Aquello hizo que Pompeyo se pusiera serio. Se irguió y puso una cara fúnebre.

—¡No puedo soportar a ese hombre!

—¿Quién dice que tenéis que caeros bien?

—¿Quién dice que yo tenga que aliarme con él?

—Lo digo yo, Magnus.

—¡Ah! —La hermosa copa que César le había dado se movió hacia abajo, y los astutos ojos azules se movieron hacia arriba para mirar a los ojos de César, más pálidos y menos consoladores—. ¿No podemos hacerlo tú y yo solos?

—Posiblemente, pero no probablemente. Esta ciudad, país, lugar, idea, llámalo como quieras, se está yendo a pique porque está gobernada por una timocracia que se dedica a deprimir los propósitos y ambiciones de cualquier hombre que quiera sobresalir sobre los demás. En algunos aspectos eso es admirable, pero en otros es fatal. Como lo será para Roma a menos que se haga algo. Debería haber lugar para que los hombres sobresalientes hagan lo que hacen mejor, así como para otros muchos hombres que están menos dotados, pero que no obstante tienen algo que ofrecer en lo referente al servicio público. Las mediocridades no pueden gobernar, ése es el problema. Si supieran hacerlo se darían cuenta de que poner toda su fuerza en la clase de ejercicio ridículo que Celer y Bíbulo llevaron a cabo hoy en el Senado no sirve de nada. Aquí me tienes a mí, Magnus, un hombre muy dotado y capaz, privado de la oportunidad de convertir a Roma en más de lo que es. Tengo que convertirme en agrimensor pisoteando arriba y abajo la península para vigilar equipos de hombres mientras utilizan sus
gromae
para marcar las rutas donde el ganado trashumante puede comer por un lado y cagar por el otro. ¿Y por qué he de convertirme yo en un funcionario de poca categoría y hacer un trabajo que es muy necesario, pero que podría ser hecho, como dijo Luceyo, con mucha más eficiencia por hombres contratados en las barracas de los censores? Porque, Magnus, igual que tú, yo sueño con mayores cosas y sé que tengo la capacidad para llevarlas a cabo.
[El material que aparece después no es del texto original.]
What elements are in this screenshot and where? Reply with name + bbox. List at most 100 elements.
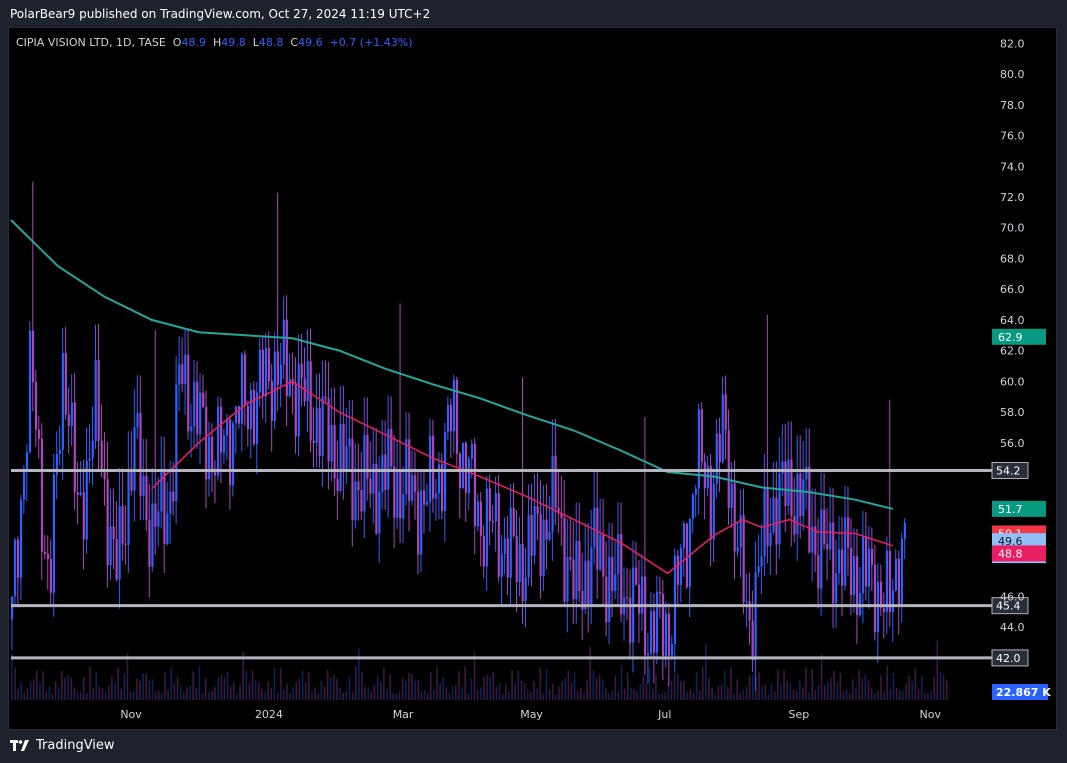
candle-body (13, 539, 17, 597)
candle-body (799, 473, 802, 517)
volume-bar (808, 692, 810, 700)
price-label: 62.9 (998, 331, 1023, 344)
legend-open: 48.9 (181, 36, 206, 49)
volume-bar (386, 688, 388, 700)
candle-body (70, 402, 73, 426)
candle-body (894, 558, 898, 591)
candle-body (470, 443, 474, 459)
candle-body (37, 429, 41, 439)
volume-bar (73, 687, 76, 700)
candle-body (491, 520, 494, 522)
candle-body (533, 506, 536, 556)
volume-bar (845, 689, 848, 700)
x-tick-label: Mar (393, 708, 414, 721)
volume-bar (239, 685, 241, 700)
candle-body (479, 501, 482, 536)
candle-body (449, 404, 453, 432)
candle-body (784, 461, 787, 506)
volume-bar (695, 671, 698, 700)
volume-bar (902, 690, 904, 700)
candle-body (748, 601, 751, 621)
volume-bar (542, 693, 545, 700)
volume-bar (70, 678, 73, 700)
candle-body (721, 394, 724, 463)
candle-body (685, 523, 689, 588)
volume-bar (805, 667, 807, 700)
volume-bar (526, 689, 529, 700)
candle-body (324, 396, 327, 399)
volume-bar (686, 692, 688, 700)
volume-bar (601, 679, 604, 700)
volume-bar (605, 688, 607, 700)
volume-bar (908, 675, 910, 700)
volume-bar (454, 685, 457, 700)
candle-body (294, 385, 297, 437)
candle-body (199, 392, 202, 435)
volume-bar (639, 684, 642, 700)
candle-body (515, 536, 518, 583)
candle-body (417, 491, 420, 555)
volume-bar (342, 692, 345, 700)
volume-bar (367, 688, 370, 700)
volume-bar (345, 691, 348, 700)
volume-bar (195, 687, 198, 700)
price-chart[interactable]: 54.2 45.4 42.0 82.0 80.0 78.0 76.0 74.0 72.0 70.0… (9, 28, 1056, 729)
candle-body (667, 613, 671, 656)
candle-body (46, 553, 50, 560)
candle-body (826, 544, 829, 550)
candle-body (554, 455, 557, 508)
volume-bar (592, 670, 595, 700)
volume-bar (11, 654, 13, 700)
volume-bar (151, 679, 154, 700)
candle-body (655, 591, 659, 653)
candle-body (661, 593, 665, 656)
candle-body (151, 503, 154, 567)
volume-bar (664, 691, 667, 700)
volume-bar (308, 671, 310, 700)
volume-bar (132, 691, 135, 700)
volume-bar (48, 686, 51, 700)
volume-bar (651, 688, 654, 700)
candle-body (366, 434, 369, 479)
x-tick-label: Nov (120, 708, 142, 721)
candle-body (820, 509, 823, 589)
candle-body (727, 430, 730, 508)
volume-bar (458, 671, 460, 700)
ma-short-line (151, 380, 893, 575)
volume-bar (258, 682, 260, 700)
volume-bar (905, 683, 907, 700)
volume-bar (739, 692, 742, 700)
volume-bar (648, 667, 651, 700)
candle-body (751, 620, 754, 661)
candle-body (461, 442, 465, 489)
candle-body (249, 390, 253, 430)
volume-bar (573, 672, 576, 700)
publisher-header: PolarBear9 published on TradingView.com,… (0, 0, 1067, 28)
volume-bar (533, 681, 535, 700)
footer: TradingView (10, 736, 115, 756)
volume-bar (354, 666, 357, 700)
chart-frame[interactable]: 54.2 45.4 42.0 82.0 80.0 78.0 76.0 74.0 72.0 70.0… (8, 27, 1057, 730)
volume-bar (720, 684, 723, 700)
candle-body (512, 507, 515, 537)
candle-body (745, 601, 748, 603)
volume-bar (895, 687, 898, 700)
volume-bar (251, 670, 254, 700)
candle-body (509, 507, 512, 578)
y-tick-label: 46.0 (1000, 590, 1025, 603)
candle-body (378, 491, 381, 534)
volume-bar (395, 692, 398, 700)
candle-body (563, 518, 566, 602)
volume-bar (157, 690, 160, 700)
volume-bar (467, 693, 470, 700)
candle-body (808, 466, 811, 553)
price-label-box (992, 500, 1046, 517)
volume-bar (586, 680, 588, 700)
candle-body (781, 461, 784, 474)
candle-body (285, 319, 288, 397)
volume-bar (311, 691, 313, 700)
volume-bar (398, 691, 401, 700)
candle-body (652, 611, 656, 653)
volume-bar (445, 687, 448, 700)
candle-body (464, 442, 468, 493)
—Celos. Envidia. —¿Es eso? Quizás en parte sean celos, pero es más complicado que eso. A la gente no le gusta que otros sean a todas luces superiores a ellos, y eso incluye a personas cuya cuna y condición debería hacerles inmunes. ¿Quiénes y qué son Bíbulo y Catón? El uno es un aristócrata a quien la Fortuna hizo demasiado pequeño en todos los sentidos, y el otro es un hipócrita rígido e intolerante que hace procesar a hombres por soborno electoral, pero aprueba ese mismo soborno electoral cuando conviene a sulex agrarias propias necesidades. Ahenobarbo es un oso salvaje, y Cayo Pisón un vacilante totalmente corrupto. Celer está infinitamente más dotado, pero viene a caer en lo mismo: preferiría canalizar sus energías en intentar hacerte caer a ti estrepitosamente antes que olvidar las diferencias personales y pensar en Roma.

—¿Intentas decir que ellos verdaderamente no son capaces de ver sus insuficiencias? ¿Que ellos realmente se creen a sí mismos tan capaces como nosotros? ¡No pueden ser tan engreídos!
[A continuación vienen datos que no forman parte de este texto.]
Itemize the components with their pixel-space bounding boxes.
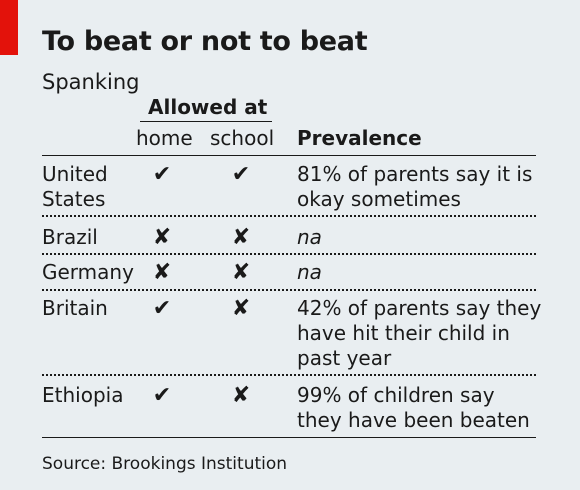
- home-mark: ✘: [152, 260, 172, 285]
- row-divider: [42, 289, 536, 291]
- prevalence-cell: 99% of children say they have been beate…: [297, 383, 530, 432]
- home-mark: ✔: [152, 383, 172, 408]
- chart-title: To beat or not to beat: [42, 26, 368, 57]
- country-cell: United States: [42, 162, 108, 211]
- school-mark: ✔: [231, 162, 251, 187]
- allowed-at-header: Allowed at: [148, 95, 268, 119]
- home-mark: ✔: [152, 296, 172, 321]
- school-mark: ✘: [231, 225, 251, 250]
- source-note: Source: Brookings Institution: [42, 454, 288, 474]
- column-header-home: home: [136, 126, 193, 150]
- allowed-at-rule: [140, 121, 272, 122]
- header-rule: [42, 155, 536, 156]
- home-mark: ✔: [152, 162, 172, 187]
- country-cell: Germany: [42, 260, 134, 284]
- country-cell: Britain: [42, 296, 108, 320]
- column-header-prevalence: Prevalence: [297, 126, 422, 150]
- prevalence-cell: 81% of parents say it is okay sometimes: [297, 162, 533, 211]
- chart-subtitle: Spanking: [42, 70, 140, 94]
- column-header-school: school: [210, 126, 275, 150]
- school-mark: ✘: [231, 296, 251, 321]
- table-bottom-rule: [42, 437, 536, 438]
- prevalence-cell: na: [297, 225, 322, 249]
- country-cell: Brazil: [42, 225, 98, 249]
- row-divider: [42, 215, 536, 217]
- prevalence-cell: na: [297, 260, 322, 284]
- country-cell: Ethiopia: [42, 383, 124, 407]
- accent-bar: [0, 0, 18, 55]
- prevalence-cell: 42% of parents say they have hit their c…: [297, 296, 542, 370]
- row-divider: [42, 253, 536, 255]
- row-divider: [42, 374, 536, 376]
- home-mark: ✘: [152, 225, 172, 250]
- school-mark: ✘: [231, 383, 251, 408]
- school-mark: ✘: [231, 260, 251, 285]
—¿Por qué no? Magnus, un hombre sólo tiene un instrumento para medir la inteligencia: su propia mente. Así que mide a todos por el mayor intelecto que conoce. El suyo propio. Cuando tú barres del Mare Nostrum a los piratas en el breve espacio de un verano, lo único que estás haciendo en realidad es demostrarle a ese hombre que puede hacerse tal cosa. Ergo, él también hubiera podido hacerlo. Pero tú no se lo permitiste. Tú le negaste la oportunidad. Le obligaste a quedarse plantado mirando cómo lo hacías mediante la promulgación de una ley especial. El hecho de que lo único que se hubiera estado haciendo durante años fuera hablar no viene al caso. Tú le demostraste que puede hacerse. Si admite que él no podría hacerlo como lo hiciste tú, entonces se está diciendo a sí mismo que él no vale la pena, que él no serviría. No es puro engreimiento. Es una ceguera interior emparejada con recelos que él no se atreve a reconocer. Yo llamo a ese hombre la venganza de los dioses sobre hombres que son auténticamente superiores.

Pero Pompeyo se estaba poniendo nervioso. Aunque era muy capaz de asimilar conceptos abstractos, no le parecía que todo aquel ejercicio dialéctico fuera útil.

—Todo eso está muy bien, César, pero especular no nos conduce a ninguna parte. ¿Por qué tenemos que meter a Craso en esto?